Abstract: Although known to regulate growth and development, cellular metabolism, the use of oxygen, and basal metabolic rate, thyroid hormones have been only minimally evaluated in neonatal rodents at critical times of development. Despite some modulation of metabolic rate by other hormones, such as testosterone, growth hormone, and norepinephrine, 3,5,3'-triiodothyronine (T3) and 3,5,3',5'-tetraiodothyronine (T4) are the most important metabolic rate modulators. Endpoints used for thyroid function assessment in neonatal and adult rats include thyroid-stimulating hormone (TSH), T3, and T4 levels and histopathology. In rodents, decreased serum levels of T3 and T4 and increased serum TSH levels, with sustained release of TSH and resultant follicular cell hypertrophy/hyperplasia, are typical hormonal and histopathological findings attributable to compounds altering thyroid function.
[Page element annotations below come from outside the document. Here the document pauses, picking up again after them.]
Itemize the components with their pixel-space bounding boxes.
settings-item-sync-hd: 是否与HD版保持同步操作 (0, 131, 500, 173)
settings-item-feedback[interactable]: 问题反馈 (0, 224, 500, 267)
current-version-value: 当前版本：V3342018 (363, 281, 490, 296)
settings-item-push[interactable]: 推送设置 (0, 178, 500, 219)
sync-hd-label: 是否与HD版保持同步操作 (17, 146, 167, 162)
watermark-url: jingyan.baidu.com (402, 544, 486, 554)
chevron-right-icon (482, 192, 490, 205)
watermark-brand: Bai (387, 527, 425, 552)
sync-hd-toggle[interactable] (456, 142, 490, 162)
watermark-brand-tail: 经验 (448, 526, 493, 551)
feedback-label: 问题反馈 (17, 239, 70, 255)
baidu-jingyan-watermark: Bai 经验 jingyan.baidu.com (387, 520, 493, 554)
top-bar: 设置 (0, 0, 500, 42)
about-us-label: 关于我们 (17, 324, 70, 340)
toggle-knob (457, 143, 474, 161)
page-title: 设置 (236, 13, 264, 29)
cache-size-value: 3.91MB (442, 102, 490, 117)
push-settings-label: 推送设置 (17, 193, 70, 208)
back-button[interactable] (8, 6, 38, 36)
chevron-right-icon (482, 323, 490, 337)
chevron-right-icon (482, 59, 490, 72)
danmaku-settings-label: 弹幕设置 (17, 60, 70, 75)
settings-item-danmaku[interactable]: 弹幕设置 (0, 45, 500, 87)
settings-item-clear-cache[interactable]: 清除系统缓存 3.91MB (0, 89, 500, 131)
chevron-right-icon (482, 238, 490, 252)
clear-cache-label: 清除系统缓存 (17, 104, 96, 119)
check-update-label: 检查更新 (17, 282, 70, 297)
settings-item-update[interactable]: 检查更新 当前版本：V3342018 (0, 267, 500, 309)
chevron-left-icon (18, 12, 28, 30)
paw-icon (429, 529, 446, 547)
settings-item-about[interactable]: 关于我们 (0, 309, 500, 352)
Hypothyroidism early in the neonatal period can affect reproductive endpoints in both male and female rats, with the critical period of exposure being the first two weeks postnatal. Hypothyroidism has been shown to reduce gonadotrophin levels and delay pubertal spermatogenesis in male rats and to block gonadotropin-induced first ovulation in immature female rats by decreasing FSH and luteinizing hormone (LH) serum concentrations. Inclusion of evaluations of TSH, T3, and T4 assays in multigeneration and developmental neurotoxicity protocols may assist in risk assessments.